Meta AI recently exposed a “breakthrough” text-to-speech (TTS) generator that it claims produces results up to 20 times faster than state-of-the-art artificial intelligence models of comparable performance.
The new system, called Voicebox, eschews the traditional TTS architecture in favor of a model more akin to OpenAI’s ChatGPT or Google’s Bard.
Among the main differences between Voicebox and similar TTS models such as ElevenLabs Prime Voice AI is that Meta’s offering can be generalized through learning in context.
Like ChatGPT or other transformer models, Voicebox uses large training data sets. Previous efforts to use massive amounts of audio data resulted in severely degraded audio output. For this reason, most TTS systems use small, highly edited and labeled datasets.
Meta overcomes this limitation with a new training scheme that removes labels and the curator for an architecture capable of “filling in” audio information.
Ace Meta AI put it down In a June 16 blog post, Voicebox is “the first model that can generalize to speech generation tasks for which it was not specifically trained with state-of-the-art performance.”
With this, Voicebox can translate text to speech, remove unwanted noise by synthesizing surrogate speech, and even apply the speaker’s voice to various language outputs.
According to accompanying research published by Meta, its pre-trained Voicebox system can do just that fulfill all with just the required output text and a three-second audio clip.
The arrival of robust speech generation comes at a particularly sensitive time, just as social media companies continue to do so fight moderationand in the United States, the upcoming presidential election threatens to once again test the limits of online disinformation exposure.

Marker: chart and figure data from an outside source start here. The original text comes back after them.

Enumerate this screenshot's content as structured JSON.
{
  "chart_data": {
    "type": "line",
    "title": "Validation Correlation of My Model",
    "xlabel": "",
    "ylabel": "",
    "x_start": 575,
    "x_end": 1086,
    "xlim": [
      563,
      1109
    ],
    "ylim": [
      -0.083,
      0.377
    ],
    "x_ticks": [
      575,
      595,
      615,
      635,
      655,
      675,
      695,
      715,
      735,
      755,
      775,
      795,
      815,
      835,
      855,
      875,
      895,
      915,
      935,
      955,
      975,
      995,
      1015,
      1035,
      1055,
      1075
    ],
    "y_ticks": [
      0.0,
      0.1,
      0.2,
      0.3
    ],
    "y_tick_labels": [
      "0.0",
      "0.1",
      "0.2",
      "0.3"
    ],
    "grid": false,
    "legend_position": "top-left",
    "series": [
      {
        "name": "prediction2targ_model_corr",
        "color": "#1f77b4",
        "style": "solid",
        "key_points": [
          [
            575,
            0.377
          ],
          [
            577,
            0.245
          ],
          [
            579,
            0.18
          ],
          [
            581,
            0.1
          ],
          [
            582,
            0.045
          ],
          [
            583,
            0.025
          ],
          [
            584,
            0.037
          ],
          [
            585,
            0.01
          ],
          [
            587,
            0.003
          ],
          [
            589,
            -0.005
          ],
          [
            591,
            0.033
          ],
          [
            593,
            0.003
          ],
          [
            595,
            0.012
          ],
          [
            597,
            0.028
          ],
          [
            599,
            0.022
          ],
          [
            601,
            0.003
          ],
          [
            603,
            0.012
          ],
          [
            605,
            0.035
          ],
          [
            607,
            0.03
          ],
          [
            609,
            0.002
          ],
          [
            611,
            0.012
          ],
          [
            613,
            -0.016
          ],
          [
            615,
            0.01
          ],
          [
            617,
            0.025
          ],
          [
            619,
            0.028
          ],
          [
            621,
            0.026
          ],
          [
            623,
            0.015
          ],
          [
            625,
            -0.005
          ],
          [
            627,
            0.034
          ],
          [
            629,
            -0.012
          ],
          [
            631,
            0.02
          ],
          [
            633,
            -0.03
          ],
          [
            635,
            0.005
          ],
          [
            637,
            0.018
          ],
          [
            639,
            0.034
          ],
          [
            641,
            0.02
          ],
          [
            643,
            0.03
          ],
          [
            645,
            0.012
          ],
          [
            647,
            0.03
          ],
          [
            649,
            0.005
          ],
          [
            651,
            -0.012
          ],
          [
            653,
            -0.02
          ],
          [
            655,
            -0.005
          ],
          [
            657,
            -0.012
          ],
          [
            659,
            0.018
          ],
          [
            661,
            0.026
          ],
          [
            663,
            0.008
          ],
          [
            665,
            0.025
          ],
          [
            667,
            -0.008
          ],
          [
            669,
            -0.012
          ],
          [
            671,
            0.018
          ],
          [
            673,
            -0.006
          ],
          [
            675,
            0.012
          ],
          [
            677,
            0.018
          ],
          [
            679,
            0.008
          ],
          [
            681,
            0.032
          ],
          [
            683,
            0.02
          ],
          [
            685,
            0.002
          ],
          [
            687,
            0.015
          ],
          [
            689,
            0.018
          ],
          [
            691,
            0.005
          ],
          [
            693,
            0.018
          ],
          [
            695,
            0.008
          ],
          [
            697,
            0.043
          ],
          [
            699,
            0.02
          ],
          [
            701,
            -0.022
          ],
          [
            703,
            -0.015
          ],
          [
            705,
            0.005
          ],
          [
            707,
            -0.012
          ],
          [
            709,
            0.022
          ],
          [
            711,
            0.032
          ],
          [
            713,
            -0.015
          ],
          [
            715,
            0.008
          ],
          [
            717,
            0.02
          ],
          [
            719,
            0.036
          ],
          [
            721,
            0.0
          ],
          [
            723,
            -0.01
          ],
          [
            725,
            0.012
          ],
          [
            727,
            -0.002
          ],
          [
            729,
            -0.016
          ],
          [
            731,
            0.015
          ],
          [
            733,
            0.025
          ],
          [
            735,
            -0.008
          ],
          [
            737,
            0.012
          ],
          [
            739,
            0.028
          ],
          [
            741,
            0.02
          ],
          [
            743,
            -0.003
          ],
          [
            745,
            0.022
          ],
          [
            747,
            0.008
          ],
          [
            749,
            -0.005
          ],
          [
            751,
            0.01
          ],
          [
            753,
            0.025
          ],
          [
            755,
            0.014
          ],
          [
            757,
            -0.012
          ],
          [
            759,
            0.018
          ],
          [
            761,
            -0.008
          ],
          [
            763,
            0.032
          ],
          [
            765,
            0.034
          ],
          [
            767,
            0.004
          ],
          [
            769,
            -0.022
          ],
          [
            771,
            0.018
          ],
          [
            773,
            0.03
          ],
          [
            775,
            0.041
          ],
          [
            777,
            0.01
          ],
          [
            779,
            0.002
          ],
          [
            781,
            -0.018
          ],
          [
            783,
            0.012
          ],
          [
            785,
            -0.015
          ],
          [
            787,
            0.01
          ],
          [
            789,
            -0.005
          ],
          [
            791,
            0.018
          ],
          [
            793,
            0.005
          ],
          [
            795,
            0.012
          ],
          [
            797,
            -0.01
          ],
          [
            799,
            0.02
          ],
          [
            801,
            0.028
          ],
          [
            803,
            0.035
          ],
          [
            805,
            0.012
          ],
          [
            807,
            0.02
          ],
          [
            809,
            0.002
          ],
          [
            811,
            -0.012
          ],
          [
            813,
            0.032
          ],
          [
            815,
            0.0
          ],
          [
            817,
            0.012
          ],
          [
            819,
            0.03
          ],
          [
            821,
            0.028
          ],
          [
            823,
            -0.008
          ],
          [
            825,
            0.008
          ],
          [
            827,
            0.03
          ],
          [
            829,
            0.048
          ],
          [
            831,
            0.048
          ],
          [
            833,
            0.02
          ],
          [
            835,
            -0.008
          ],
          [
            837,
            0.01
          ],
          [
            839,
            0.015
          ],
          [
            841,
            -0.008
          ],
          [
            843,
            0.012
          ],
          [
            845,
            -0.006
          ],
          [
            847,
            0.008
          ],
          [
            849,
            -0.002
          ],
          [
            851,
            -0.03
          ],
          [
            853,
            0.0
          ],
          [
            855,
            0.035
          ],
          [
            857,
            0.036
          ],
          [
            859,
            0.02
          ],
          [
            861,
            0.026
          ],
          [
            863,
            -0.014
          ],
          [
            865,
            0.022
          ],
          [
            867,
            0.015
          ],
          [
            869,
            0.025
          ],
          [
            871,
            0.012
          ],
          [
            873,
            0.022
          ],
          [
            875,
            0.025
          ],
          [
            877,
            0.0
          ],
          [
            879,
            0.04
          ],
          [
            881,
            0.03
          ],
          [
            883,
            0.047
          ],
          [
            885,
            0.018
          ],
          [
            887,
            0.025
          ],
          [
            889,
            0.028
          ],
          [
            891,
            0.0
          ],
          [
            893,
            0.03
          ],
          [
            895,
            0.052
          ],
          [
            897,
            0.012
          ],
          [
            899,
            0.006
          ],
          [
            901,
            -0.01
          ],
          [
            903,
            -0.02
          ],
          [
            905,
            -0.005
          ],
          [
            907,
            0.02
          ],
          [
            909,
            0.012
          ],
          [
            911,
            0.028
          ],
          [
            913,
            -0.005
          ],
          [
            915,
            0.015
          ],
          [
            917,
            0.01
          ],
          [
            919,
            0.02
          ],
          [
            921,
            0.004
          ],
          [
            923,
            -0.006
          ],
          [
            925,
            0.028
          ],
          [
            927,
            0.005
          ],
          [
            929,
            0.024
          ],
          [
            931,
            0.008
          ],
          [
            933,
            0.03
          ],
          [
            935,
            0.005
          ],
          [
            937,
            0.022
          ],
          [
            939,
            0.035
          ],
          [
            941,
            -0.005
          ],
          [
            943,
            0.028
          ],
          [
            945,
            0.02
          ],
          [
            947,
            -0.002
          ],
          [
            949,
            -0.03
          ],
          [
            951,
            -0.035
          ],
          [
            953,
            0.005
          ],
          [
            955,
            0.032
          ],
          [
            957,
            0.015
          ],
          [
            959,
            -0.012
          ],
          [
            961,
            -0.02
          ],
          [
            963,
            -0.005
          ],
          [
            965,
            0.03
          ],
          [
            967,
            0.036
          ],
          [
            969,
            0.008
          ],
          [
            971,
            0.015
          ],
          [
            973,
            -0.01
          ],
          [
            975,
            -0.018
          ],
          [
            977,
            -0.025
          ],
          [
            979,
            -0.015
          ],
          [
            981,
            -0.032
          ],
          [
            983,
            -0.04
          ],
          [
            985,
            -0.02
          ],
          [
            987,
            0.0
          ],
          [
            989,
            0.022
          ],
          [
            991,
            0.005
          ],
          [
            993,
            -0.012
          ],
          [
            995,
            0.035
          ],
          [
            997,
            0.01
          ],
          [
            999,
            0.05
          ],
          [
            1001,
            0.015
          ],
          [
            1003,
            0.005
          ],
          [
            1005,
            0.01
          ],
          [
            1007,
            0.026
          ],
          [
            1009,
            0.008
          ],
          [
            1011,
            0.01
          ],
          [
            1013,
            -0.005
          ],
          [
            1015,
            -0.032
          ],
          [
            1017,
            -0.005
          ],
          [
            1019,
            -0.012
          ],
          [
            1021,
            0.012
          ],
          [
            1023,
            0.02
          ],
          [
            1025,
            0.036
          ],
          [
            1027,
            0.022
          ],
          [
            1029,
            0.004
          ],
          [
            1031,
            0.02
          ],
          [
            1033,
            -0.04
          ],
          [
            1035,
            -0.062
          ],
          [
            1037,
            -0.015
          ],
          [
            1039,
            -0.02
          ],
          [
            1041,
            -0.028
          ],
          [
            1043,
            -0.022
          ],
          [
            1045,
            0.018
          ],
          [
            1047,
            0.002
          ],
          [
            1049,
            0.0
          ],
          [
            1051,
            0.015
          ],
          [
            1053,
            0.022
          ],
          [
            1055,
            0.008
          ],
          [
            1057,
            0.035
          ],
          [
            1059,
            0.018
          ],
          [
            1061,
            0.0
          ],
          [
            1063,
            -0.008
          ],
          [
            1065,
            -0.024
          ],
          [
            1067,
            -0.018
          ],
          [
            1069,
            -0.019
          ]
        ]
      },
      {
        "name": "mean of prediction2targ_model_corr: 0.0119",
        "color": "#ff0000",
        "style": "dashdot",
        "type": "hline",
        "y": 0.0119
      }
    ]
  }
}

For example, former US President Donald Trump is currently facing allegations that he mishandled confidential government materials after leaving office. Among the alleged evidence cited in the dispute against him are audio recordings in which he allegedly confessed to possible wrongdoing.
While there is currently no indication that the former president intends to deny the content described in the audio files, his case illustrates that data integrity is at the heart of America’s legal system and, by extension, its democracy.
Voicebox is not the first tool of its kind, but it seems to be among the most robust. As such, Meta has developed a tool to determine if speech was generated by it, and the company claims it can “trivially detect” the difference between real and fake audio. According to the blog post:
“As with other powerful new AI innovations, we recognize that this technology carries the potential for misuse and unintended harm. In our paper, we detail how we built a highly efficient classifier that can distinguish between authentic speech and Voicebox-generated audio to mitigate these potential future risks.”
In the world of cryptocurrencies, artificial intelligence has become an integral part of the daily operations of most businesses, like the Internet or electricity. The biggest exchanges rely on AI chatbots for customer interactions and sentiment analysis, and trading bots have become commonplace.
The advent of robust text-to-speech systems such as Voicebox, combined with automated trading, could help bridge the gap for potential cryptocurrency traders who rely on TTS systems that may currently struggle with crypto jargon or multi-language support.